Literature: The Girl Who Would Be King
The Girl Who Would Be King is a novel by Kelly Thompson, the publishing of which was funded through Kickstarter.The story follows Bonnie Braverman and Lola LeFever, two teenage girls with superpowers. Bonnie, after living in self-imposed isolation for years following the death of her parents in a car accident, decides she wants to use her abilities to protect people. Meanwhile, Lola kills her mother and sets out in pursuit of wealth and power, and is willing to do absolutely anything to get when she wants. When they meet, their battle will shake the world.
This novel contains examples of:
This novel contains examples of:
- The Alcoholic: Delia became one after losing her powers. Lola eventually becomes one as well.
- Alliterative Name: Bonnie Braverman and Lola LeFever.
- Amplifier Artifact: The raven stone. Though it's not actually the stone itself, but rather the symbol on it.
- Balance Between Good and Evil: The Bravermans and the LeFevers, forever at war, neither side capable of winning or losing.
- Bath Suicide: Attempted by Lola, but fails because of her healing factor.
- Bulletproof Human Shield: Lola uses Albert as one.
- Dead Person Conversation: Bonnie and Lola's mothers appear to them in Spirit Advisor sort of way at various points throughout the book.
- Dead Sidekick: For Bonnie, the death of Bryce
- Death Seeker: Lola, by the end.
- Deconstruction: Thought not as dark as, say, Watchmen, the book takes a pretty serious look at many superhero tropes. For example, Bonnie has trouble balancing her jobs, personal life, and heroics, and she had trouble getting those jobs in the first place.
- Downer Ending: Bonnie kills Lola, but cannot alter the balance between good and evil. She will die young, one of her daughters will be good and the other will be evil, and the endless conflict will continue.
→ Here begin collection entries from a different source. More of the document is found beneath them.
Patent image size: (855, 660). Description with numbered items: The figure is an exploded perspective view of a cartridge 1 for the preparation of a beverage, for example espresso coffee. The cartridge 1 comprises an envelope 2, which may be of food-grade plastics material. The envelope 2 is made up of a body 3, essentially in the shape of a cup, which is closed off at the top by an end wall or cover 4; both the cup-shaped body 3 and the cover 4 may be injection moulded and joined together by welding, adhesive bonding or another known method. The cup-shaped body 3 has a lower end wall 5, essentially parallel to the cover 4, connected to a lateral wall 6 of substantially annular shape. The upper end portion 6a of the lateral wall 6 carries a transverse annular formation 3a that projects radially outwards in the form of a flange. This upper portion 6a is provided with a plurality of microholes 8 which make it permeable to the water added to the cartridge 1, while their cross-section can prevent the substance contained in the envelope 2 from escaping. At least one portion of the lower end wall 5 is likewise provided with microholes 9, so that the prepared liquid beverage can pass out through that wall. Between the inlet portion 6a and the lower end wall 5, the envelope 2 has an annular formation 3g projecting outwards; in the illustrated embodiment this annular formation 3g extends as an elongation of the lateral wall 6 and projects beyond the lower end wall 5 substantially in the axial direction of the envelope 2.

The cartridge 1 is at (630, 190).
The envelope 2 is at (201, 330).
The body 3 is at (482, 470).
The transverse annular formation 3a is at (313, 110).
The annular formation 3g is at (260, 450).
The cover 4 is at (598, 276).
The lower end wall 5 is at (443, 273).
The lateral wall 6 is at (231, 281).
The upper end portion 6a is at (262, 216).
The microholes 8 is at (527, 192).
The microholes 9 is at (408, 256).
- Dumb Muscle: Lola's one complaint about her powers are that they don't include heightened intelligence, meaning that despite her ambitions she's stuck in a dumb muscle role.
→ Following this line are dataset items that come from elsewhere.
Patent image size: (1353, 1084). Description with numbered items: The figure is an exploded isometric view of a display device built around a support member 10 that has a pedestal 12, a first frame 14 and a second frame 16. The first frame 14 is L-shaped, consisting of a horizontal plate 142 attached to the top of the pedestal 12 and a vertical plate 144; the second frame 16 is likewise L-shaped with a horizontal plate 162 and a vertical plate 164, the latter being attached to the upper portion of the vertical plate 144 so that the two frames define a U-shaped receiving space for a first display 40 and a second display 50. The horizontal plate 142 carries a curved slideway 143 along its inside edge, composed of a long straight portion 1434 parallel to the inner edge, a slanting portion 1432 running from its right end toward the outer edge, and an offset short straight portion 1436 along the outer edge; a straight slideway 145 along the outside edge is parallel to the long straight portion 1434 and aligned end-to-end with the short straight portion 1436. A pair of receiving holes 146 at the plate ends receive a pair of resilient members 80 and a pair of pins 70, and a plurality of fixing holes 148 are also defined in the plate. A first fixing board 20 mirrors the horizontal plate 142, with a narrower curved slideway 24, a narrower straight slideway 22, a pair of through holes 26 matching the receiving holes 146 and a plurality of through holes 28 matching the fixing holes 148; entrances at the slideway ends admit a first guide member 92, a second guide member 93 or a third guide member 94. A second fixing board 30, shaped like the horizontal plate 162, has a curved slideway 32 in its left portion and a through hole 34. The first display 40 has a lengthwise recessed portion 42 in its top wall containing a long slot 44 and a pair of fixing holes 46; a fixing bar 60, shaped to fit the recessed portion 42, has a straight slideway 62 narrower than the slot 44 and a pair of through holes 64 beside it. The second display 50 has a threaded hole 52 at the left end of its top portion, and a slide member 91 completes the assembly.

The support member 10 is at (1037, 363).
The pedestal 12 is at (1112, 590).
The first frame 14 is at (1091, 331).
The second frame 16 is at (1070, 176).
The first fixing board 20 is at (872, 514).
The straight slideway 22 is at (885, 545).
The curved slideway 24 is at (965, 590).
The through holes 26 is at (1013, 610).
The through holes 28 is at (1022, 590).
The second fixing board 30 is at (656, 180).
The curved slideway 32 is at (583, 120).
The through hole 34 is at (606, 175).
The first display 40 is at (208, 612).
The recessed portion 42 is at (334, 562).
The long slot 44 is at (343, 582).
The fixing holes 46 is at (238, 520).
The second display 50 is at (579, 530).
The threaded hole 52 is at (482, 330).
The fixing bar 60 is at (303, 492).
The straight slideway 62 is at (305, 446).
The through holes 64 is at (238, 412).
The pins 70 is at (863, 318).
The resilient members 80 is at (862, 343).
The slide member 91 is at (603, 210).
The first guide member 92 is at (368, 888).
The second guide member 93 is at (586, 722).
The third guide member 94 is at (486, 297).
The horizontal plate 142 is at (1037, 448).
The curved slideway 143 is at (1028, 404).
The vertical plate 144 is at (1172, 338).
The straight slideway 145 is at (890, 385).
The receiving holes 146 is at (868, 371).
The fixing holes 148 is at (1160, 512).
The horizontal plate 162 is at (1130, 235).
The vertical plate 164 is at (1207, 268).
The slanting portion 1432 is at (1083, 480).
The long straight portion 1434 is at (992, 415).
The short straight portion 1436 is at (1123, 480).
- Flying Brick: Bonnie and Lola's powerset.
- Friendly Enemy: Delia and Scarlett had this kind of relationship.
- Healing Factor: One of Bonnie and Lola's powers.
- In the Blood: The Bravermans are all inherently good, the LeFevers are all inherently evil.
- It's Not You, It's My Enemies: Bonnie to Clark.
- Kill the Ones You Love: Lola inevitably ends up killing everyone she cares about when they betray her.
- Left for Dead: Happens to Bonnie and Lola twice each.
- Meaningful Name: Bonnie means "Good"; Lola means "Sorrow". And of course there's "Braverman" versus "LaFever".
- Morality Pet: Liz for Lola. After killing Liz, Lola goes entirely insane.
- Mummies at the Dinner Table: After killing Elizabeth, Lola keeps her ear and talks to it like she's still alive.
- The Nicknamer: Lola takes pleasure in coming up with demeaning nicknames for her henchmen rather than bothering to learn their real ones.
- The Noun Who Verbed: The title.
- Pregnant Badass: Bonnie during the final battle.
- Rage Against the Reflection: Lola
- Resurrective Immortality: A Braverman or a LaFever won't stay dead unless they have a daughter who can inherit their power.
- Self-Made Orphan: Lola
- Sensory Overload: Lola suffers this when she first discovers her super hearing, though she manages to overcome it.
- The Sociopath: Lola
- The Speechless: Bonnie, due to trauma from the car crash that killed her parents, stops speaking until she turns 18.
- Spirit Advisor: Scarlett to Bonnie and Delia to Lola. However, they don't actually do much — Scarlett would like to help, but is prevented by geis from actually doing so; and Delia doesn't even want to help, and shows up just to mock Lola.
- Super Senses: Bonnie and Lola have super hearing and vision.
- Take Over the City: Lola declares herself King of Los Angeles.
- They Would Cut You Up: A recurring fear of Lola's, and the reason she is wary about killing police or anyone who might catch the government's attention.